„Covered Culture“ in Yokohama
Mehr als das Summen ihrer Teile
Die Komponistin Brigitta Muntendorf und der Dramaturg Moritz Lobeck schufen im Auftrag des Goethe-Instituts die audiovisuelle Rauminstallation „Covered Culture“. Im Interview mit „Goethe aktuell“ sprechen sie über die Bedeutung Beethovens im 21. Jahrhundert – und eine mögliche Parallele zu Neil Young.
Von Carla Jamatte
Was erwartet Besucher*innen in der audiovisuellen Rauminstallation „Covered Culture“?
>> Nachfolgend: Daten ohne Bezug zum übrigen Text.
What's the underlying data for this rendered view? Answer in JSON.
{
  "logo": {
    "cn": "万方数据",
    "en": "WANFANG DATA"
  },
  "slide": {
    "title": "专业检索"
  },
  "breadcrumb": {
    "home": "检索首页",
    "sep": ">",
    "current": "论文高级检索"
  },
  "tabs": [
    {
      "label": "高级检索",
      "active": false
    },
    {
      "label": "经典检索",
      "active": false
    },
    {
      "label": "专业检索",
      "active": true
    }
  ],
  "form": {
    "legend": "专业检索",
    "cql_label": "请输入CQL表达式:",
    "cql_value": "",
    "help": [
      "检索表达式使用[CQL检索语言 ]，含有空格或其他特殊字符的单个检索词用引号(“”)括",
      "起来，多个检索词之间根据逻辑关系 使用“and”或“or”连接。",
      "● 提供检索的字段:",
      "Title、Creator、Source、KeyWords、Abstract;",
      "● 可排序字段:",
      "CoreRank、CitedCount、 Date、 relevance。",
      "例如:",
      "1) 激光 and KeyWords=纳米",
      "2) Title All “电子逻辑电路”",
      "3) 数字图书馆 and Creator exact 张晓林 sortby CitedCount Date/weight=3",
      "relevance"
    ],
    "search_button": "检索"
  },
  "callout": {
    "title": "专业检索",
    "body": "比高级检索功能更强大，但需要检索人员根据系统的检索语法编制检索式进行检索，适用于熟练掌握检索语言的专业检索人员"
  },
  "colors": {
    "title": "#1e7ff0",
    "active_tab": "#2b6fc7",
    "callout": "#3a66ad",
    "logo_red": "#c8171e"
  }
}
Lobeck/Muntendorf: „Covered Culture“ kann in Black Box wie White Cube präsentiert werden und auch als Site-Specific Installation funktionieren. So wurden die Besucher*innen im Duolon Museum of Modern Art mit Blick über die Dächer von Shanghai ganz anders empfangen als im Tanzstudio im Berliner Radialsystem oder dem hypermodernen Museumsraum des LOOP Alt Space in Seoul. Wieder anders prägend sind die Stationen im KAGAN Art Hotel für Kyoto Experiment oder bei TPAM – Performing Arts Meeting in Yokohama, wo mit „Covered Culture“ die eindrucksvolle klassizistische Vorhalle eines ehemaligen Bankgebäudes zum akustischen und visuellen Projektionsraum wurde.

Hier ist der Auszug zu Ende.